Umgang der Finanzbranche mit Niedrigzinsen
Im Panel 3 wurden die Herausforderungen der Niedrigzinsphase für die Bankindustrie besprochen, bei gleichzeitig hohen Kosten für das Eigenkapital. Lorenzo Bini Smaghi, ehemaliger EZB-Direktor und heute vor allem Aufsichtsratschef der französischen Sociêté Générale, bestätigte die düstere Aussage von Isabelle Mateos y Lago und spricht geradezu von einem Excess des Sparen und einer Vernachlässigung beim Investieren. Um die Profitabilität des Bankensektors in Europa nachhaltig zu verbessern, sollte es zunächst auf nationaler Ebene zu Konsolidierungen kommen, denen dann eine europäische Phase der Konsolidierung folgen sollte. Vor allem Italien und Deutschland seien „overbanked“. 

Panel 3: Lorenzo Bini Smaghi, Hans-Helmut Kotz, Luc Laeven, Adam Rosen
(Quelle: Thomas Seidel)
Das ist nicht zuletzt dem in beiden Ländern traditionell stark ausgeprägten Förderalismus zu verdanken. Ein frommer Wunsch des Italieners. Allein es fehlt die Vorstellungskraft, wie zum Beispiel auch nur im entferntesten in Deutschland der Privat-bankensektor, das Sparkassen-wesen und der Genossen- und Raiffeisenbankbereich jemals zusammen kommen sollten. Eher stößt schon die Milchstraße mit dem Andromedanebel zusammen!

Luc Laeven, ein anderer Vertreter von der EZB, hat immerhin ein paar tröstliche Meldungen zu machen. Wegen des dann doch noch in Europa vorhandenen Wirtschaftswachstums sei zu beobachten, dass sich „non-performing-loans“ (Kredite mit Zahlungsausfall) zunehmend in „performing-loans“ zurück verwandelten. Das verschaffe den Banken wieder etwas mehr Luft und verringere ihre Kapitalbelastung.

Selbst so eine nüchterne Konferenz kann durch ein schönes
 Herbstblumengesteck noch angenehmer gemacht werden
(Quelle: Thomas Seidel)


Fazit
Insgesamt überwiegt noch der Pessimismus und die Unsicherheit in der Branche, die durch die Niedrig-Zins-Phase der EZB eingeleitet worden sind.

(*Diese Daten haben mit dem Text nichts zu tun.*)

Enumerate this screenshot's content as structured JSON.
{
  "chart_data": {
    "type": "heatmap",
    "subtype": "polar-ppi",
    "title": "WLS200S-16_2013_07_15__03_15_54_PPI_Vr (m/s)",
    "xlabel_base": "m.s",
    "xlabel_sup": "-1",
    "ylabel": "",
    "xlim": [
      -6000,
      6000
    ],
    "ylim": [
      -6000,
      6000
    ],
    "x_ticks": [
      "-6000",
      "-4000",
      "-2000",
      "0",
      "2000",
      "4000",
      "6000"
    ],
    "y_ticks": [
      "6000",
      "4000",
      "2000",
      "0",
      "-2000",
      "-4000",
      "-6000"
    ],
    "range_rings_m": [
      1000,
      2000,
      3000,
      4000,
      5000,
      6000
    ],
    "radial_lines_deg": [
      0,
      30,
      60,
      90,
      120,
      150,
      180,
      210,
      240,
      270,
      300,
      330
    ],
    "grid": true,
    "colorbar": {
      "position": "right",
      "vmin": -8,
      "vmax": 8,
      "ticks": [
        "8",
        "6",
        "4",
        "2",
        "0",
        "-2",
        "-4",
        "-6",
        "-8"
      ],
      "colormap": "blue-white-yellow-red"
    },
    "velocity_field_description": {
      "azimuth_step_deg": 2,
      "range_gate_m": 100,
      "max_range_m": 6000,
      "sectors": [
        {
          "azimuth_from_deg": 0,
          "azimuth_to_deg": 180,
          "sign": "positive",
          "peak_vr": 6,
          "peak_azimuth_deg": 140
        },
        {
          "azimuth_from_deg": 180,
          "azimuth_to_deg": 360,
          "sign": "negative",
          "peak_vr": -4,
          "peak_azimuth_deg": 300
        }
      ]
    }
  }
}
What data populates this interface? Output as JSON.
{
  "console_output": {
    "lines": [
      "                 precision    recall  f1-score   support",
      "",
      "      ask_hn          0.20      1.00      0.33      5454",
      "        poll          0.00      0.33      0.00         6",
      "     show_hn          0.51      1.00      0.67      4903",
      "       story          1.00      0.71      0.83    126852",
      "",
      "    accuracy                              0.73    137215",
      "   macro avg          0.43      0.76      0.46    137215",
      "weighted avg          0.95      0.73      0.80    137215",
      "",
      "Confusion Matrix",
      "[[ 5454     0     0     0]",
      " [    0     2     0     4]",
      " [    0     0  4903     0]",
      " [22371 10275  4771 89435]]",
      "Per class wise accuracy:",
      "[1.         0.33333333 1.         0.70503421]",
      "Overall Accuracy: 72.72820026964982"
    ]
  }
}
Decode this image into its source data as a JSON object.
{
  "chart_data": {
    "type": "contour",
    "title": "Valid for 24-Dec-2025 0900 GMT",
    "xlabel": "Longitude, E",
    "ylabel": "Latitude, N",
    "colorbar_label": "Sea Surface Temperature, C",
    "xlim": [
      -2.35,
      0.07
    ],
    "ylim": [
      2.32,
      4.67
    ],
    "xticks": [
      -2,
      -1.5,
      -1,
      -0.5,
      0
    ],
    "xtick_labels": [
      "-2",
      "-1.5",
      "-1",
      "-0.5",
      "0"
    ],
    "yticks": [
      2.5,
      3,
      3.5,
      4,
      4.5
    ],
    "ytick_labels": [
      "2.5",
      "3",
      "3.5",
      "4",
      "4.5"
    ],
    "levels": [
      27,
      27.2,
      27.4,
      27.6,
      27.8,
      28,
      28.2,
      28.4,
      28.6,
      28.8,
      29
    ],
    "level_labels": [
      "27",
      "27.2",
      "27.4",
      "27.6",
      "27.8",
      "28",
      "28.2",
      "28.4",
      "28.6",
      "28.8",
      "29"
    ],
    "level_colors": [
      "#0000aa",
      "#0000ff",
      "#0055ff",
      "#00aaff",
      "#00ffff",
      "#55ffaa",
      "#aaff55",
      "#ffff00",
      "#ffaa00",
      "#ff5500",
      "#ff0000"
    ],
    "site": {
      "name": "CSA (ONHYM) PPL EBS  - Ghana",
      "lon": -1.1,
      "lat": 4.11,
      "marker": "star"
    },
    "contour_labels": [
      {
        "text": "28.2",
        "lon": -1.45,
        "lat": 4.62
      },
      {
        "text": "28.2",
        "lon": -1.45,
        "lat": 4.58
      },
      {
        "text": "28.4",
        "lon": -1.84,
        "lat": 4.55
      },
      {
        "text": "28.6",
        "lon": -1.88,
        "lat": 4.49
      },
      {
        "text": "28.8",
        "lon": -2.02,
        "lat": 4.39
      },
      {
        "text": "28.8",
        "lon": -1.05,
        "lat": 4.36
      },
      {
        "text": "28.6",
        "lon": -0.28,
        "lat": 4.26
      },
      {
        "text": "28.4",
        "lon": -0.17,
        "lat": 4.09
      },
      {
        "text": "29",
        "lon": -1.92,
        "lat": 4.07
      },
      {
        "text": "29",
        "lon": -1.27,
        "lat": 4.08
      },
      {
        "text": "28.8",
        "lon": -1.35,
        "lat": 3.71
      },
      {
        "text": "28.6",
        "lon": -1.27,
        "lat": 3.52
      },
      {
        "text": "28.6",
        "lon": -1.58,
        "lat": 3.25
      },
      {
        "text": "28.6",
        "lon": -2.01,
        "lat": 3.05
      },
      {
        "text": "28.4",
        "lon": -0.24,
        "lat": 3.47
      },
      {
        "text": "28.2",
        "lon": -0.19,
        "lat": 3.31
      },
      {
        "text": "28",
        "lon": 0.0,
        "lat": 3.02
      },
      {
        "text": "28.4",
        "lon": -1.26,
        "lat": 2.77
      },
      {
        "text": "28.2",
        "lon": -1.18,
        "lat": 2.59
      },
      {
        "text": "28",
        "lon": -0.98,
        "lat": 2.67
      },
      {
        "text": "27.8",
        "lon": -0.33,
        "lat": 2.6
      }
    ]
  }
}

Es stimmt, ganz anders als die Deutsche Bundesbank zu Zeiten der Deutschen Mark, trägt die EZB als Zentralbank des Euro keinerlei gesamtvolkswirtschaftliche Verantwortung. Sie ist allein der Geldwertstabilität gegenüber verpflichtet. Auch Mario Draghi betont immer wieder, dass es unter Umständen noch lange bei der Niedrig-Zins-Phase bleiben wird. Da der langfristige allgemeine Wohlstand aber bislang vor allem an den Zinscoupons der Staatsanleihen hing, kann es so wie zur Zeit nicht weiter gehen. Soll der erreichte Wohlstand gehalten werden, wird man im Finanzsektor bei den Anlageformen weiter ins Risiko gehen müssen, als man das bislang gewohnt war und vor allem, als es bislang erlaubt ist. Die Ablehnung jeder Verantwortung der EZB für die Entwicklung von Kapitalversicherern und Pensionsfonds ist brüskierend. Die EZB kann nicht nur die kurzfristigen Geldmärkte im Auge haben. Sie muss sich auch für die langfristigen Folgen ihres Tuns verantworten.